Romelu Lukaku has been an obvious transfer target ever since he turned down the lucrative contract Everton offered him in March, yet when reports began to emerge that Manchester United were confident of a £75 million (S$133.4 million) deal it still came as something of a surprise.
Chelsea had been thought favourites to sign him, for a start.
Many at Everton believed a return to Stamford Bridge was on the cards, and when Lukaku gave his reasons for stalling on a new deal at Goodison - "I don't want to stay at the same level, I want to improve and I know where I want to do that" - it seemed reasonable to assume that the club now managed so impressively by Antonio Conte was the one he had in mind.
If so, especially as Conte may have played a part in edging Diego Costa towards the door, Chelsea could be embarrassed if United manage to tie up a deal for Lukaku.
Costa will not be staying, Chelsea need a scorer and United seem to believe they have signed a reliable one for considerably less than the £100 million Everton were asking.
Should Lukaku turn up in red and not blue at the start of the season, Jose Mourinho will have put one over his successor as Chelsea manager before a ball has been kicked. Of course, it is hard to dress up a fee of £75 million as any sort of bargain, though in the present climate Lukaku is probably worth it. He scored 25 Premier League goals last season, he is only 24 years old and at his best he can terrorise defences through sheer physical presence and power.
He is not exactly a new Didier Drogba but he is a close approximation, and for a coach like Mourinho who likes to play with a big, obvious target at the front, he was always going to be of interest once Zlatan Ibrahimovic was ruled out.
For a coach like Mourinho who likes to play with a big, obvious target at the front, he was always going to be of interest once Zlatan Ibrahimovic was ruled out.
The Swede was hugely successful at Old Trafford last season though his game is based on anticipation, timing and getting on the end of things. There were times last season, even with Ibrahimovic up front, when United became bogged down through a shortage of creativity in midfield.
Lukaku is not a remedy for that, though he is the type of player who can produce something unexpected when he receives the ball, even in unpromising situations.

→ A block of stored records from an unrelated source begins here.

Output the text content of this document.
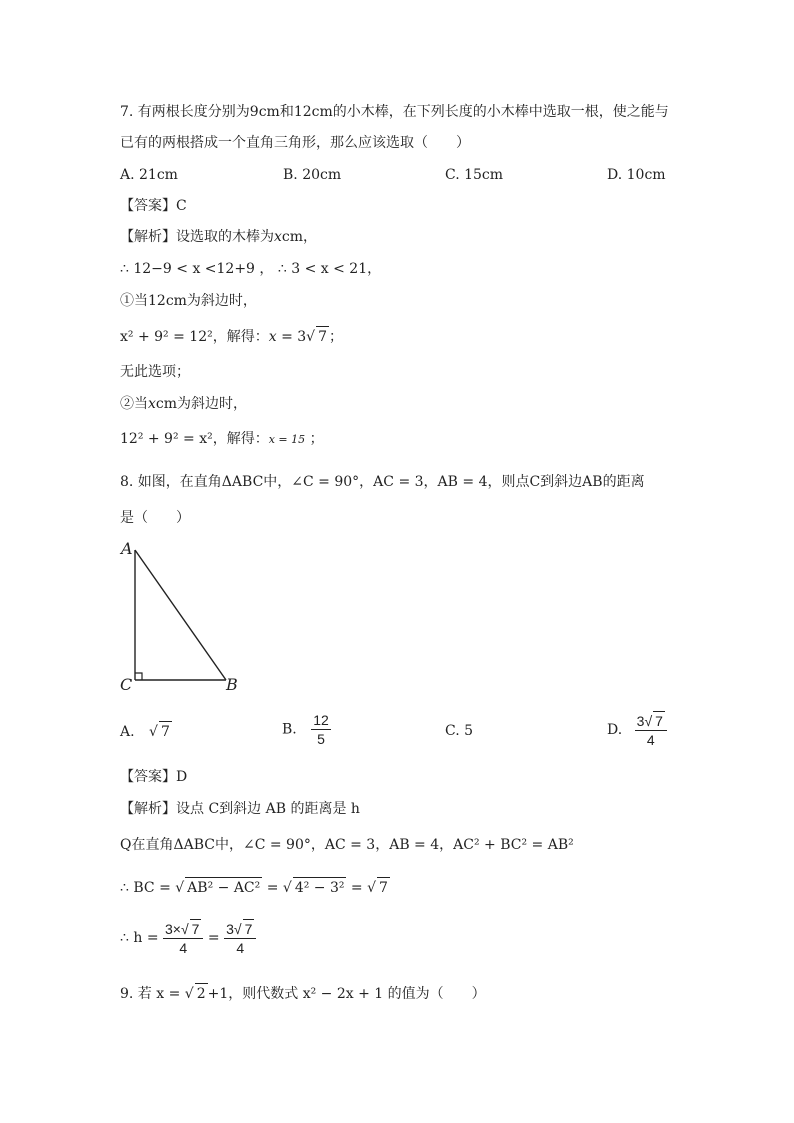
7. 有两根长度分别为9cm和12cm的小木棒，在下列长度的小木棒中选取一根，使之能与
已有的两根搭成一个直角三角形，那么应该选取（　　）
A. 21cm	B. 20cm	C. 15cm	D. 10cm
【答案】C
【解析】设选取的木棒为xcm，
∴ 12−9 < x <12+9 ， ∴ 3 < x < 21，
①当12cm为斜边时，
x² + 9² = 12²，解得：x = 3√ 7 ；
无此选项；
②当xcm为斜边时，
12² + 9² = x²，解得：x = 15 ；
8. 如图，在直角ΔABC中，∠C = 90°，AC = 3，AB = 4，则点C到斜边AB的距离
是（　　）
A
C	B
A. √ 7	B. $\frac{12}{5}$	C. 5	D. $\frac{3√ 7}{4}$
【答案】D
【解析】设点 C到斜边 AB 的距离是 h
Q在直角ΔABC中，∠C = 90°，AC = 3，AB = 4，AC² + BC² = AB²
∴ BC = √ AB² − AC² = √ 4² − 3² = √ 7
∴ $h = \frac{3\times√ 7}{4} = \frac{3√ 7}{4}$
9. 若 x = √ 2 +1，则代数式 x² − 2x + 1 的值为（　　）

He can make things happen, often on his own, and once he finally makes the step up to a club in the Champions League bracket, his confidence will only improve if he can establish himself as the main point of attack.
At that level he will be tested as never before, and after three years spent as the big fish in a relatively small pool at Everton he will have to stand comparison with some of the best strikers in the world.
He is not as quick as Kylian Mbappe or as unstoppable as Luis Suarez, and perhaps he does not possess the all-round game of a centre-forward such as Robert Lewandowski.
Yet, Lukaku is four years younger than the unsettled Bayern Munich player, he can score with both feet and is strong in the air, and there is plenty of time and scope for further improvement.
Lukaku is at his best with the ball at his feet, running at defenders and more often than not making inroads through his pace and control. The possibility of him linking up with players of the calibre of Juan Mata and Paul Pogba is quite an exciting one.
Lukaku probably knew all along he would be faced with a choice between his former club and his former manager. Contrary to reports suggesting the parting from Mourinho at Chelsea was acrimonious, the pair have retained respect for each other over the past three years.
Mourinho said at the time that Lukaku aged 20 was not ready to be Chelsea's first-choice striker, and Lukaku aged 24 has accepted the wisdom of that.
"Choices were made by me, not by them (the Chelsea hierarchy)," the player has said. "Three years ago I was not ready, but several good seasons have changed the situation."
Everton have been principal beneficiaries of those seasons, and they stand to make a handsome profit on a player they signed for £28 million but always accepted they had little chance of keeping indefinitely. Everyone will gain, in fact, except the club or clubs that end up missing out.